One-week risk reversals, a key options gauge of market sentiment and positioning, hit their most pessimistic level in three months on Thursday. The contracts cover the ECB’s Oct. 17 decision.

The euro's recent strength against the dollar has been driven more by expectations of rate cuts from the Federal Reserve than by the European Central Bank. Last week's U.S. jobs report challenged the view that the ECB will lag behind the Fed in rate cuts, weakening the euro's appeal. Traders are awaiting key U.S. inflation data due later Thursday, which could put further pressure on the euro.

Hedge funds have increased their short euro positions in over-the-counter trades this week since the release of U.S. nonfarm payrolls data, according to several foreign exchange traders familiar with the trading.

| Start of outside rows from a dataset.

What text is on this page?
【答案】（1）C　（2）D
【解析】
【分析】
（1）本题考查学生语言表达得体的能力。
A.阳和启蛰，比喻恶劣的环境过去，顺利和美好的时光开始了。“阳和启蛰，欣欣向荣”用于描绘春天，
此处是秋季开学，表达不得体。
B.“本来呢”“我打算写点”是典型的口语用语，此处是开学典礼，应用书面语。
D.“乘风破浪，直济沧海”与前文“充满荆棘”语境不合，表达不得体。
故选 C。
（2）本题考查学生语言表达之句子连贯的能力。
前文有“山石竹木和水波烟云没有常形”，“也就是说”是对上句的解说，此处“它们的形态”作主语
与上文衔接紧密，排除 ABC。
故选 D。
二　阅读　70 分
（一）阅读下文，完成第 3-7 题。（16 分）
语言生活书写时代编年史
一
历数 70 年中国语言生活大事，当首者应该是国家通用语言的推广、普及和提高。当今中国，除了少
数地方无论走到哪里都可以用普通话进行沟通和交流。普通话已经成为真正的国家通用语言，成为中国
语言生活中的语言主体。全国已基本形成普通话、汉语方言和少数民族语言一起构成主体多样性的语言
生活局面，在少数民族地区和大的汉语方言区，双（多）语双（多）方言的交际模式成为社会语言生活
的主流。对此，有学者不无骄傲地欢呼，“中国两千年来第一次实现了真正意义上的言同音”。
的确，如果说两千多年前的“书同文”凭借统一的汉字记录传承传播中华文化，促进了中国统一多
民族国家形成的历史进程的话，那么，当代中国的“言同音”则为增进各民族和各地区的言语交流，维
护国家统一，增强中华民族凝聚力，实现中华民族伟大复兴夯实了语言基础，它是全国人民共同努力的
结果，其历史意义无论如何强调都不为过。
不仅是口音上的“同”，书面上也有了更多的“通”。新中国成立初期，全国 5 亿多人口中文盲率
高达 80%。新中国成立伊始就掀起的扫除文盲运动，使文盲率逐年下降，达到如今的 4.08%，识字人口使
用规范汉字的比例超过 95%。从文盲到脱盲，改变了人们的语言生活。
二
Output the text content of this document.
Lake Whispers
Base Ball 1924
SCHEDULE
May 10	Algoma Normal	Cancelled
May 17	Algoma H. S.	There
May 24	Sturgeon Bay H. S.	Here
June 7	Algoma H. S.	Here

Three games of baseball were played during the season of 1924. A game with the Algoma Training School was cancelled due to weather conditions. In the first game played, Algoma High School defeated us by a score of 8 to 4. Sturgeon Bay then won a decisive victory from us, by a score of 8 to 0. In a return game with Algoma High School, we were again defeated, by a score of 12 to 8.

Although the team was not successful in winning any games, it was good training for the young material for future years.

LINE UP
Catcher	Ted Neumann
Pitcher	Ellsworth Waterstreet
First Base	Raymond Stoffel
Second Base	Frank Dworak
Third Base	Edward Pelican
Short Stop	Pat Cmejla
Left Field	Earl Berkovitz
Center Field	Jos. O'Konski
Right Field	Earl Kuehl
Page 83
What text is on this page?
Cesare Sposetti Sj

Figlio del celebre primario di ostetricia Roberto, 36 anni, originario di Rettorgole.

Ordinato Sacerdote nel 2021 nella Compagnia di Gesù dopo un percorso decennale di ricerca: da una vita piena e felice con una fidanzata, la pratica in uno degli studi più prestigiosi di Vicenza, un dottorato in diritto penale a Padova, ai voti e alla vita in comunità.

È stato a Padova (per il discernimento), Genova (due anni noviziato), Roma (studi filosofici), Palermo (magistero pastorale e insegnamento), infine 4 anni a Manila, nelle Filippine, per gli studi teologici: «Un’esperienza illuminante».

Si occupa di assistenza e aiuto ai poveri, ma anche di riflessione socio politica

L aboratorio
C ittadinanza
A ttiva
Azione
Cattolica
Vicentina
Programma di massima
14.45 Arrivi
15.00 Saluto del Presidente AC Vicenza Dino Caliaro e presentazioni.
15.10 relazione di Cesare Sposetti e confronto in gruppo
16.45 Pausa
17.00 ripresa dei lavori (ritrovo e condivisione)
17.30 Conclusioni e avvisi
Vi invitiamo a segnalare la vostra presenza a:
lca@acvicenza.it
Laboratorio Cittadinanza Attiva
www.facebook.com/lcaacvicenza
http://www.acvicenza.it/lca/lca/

The euro is currently trading around $1.0950, close to its lowest level since mid-August. Since the end of September, the euro has fallen more than 2% against the dollar, from $1.12 to just above $1.09. Data from the Depository Trust & Clearing Corporation (DTCC) showed that traders are preparing for the currency pair to fall to around $1.08.

In September, the Fed cut interest rates sharply, kicking off an easing cycle that sent the dollar lower and the euro to a near three-month high. However, by October, the trend reversed as market participants began to expect a more modest rate cut from the Fed and a more dovish stance from the ECB.

Money markets now expect the Fed to cut rates by 45 basis points, while the European Central Bank is likely to strike a more dovish tone as it is expected to cut rates by 48 basis points amid weaker economic data and cooling inflation.

That contrasts with August and September, when markets expected the Fed to cut rates by at least an additional 25 basis points.

San Francisco Fed President Mary Daly even said on Wednesday local time that there might only be one rate cut this year.

Currently, the market expects US inflation to slow in September, but if inflation is in line with expectations or stronger, the recent momentum in Europe and the United States may continue. The latest minutes of the Federal Reserve's meeting also showed that some officials prefer to cut interest rates at a more moderate pace.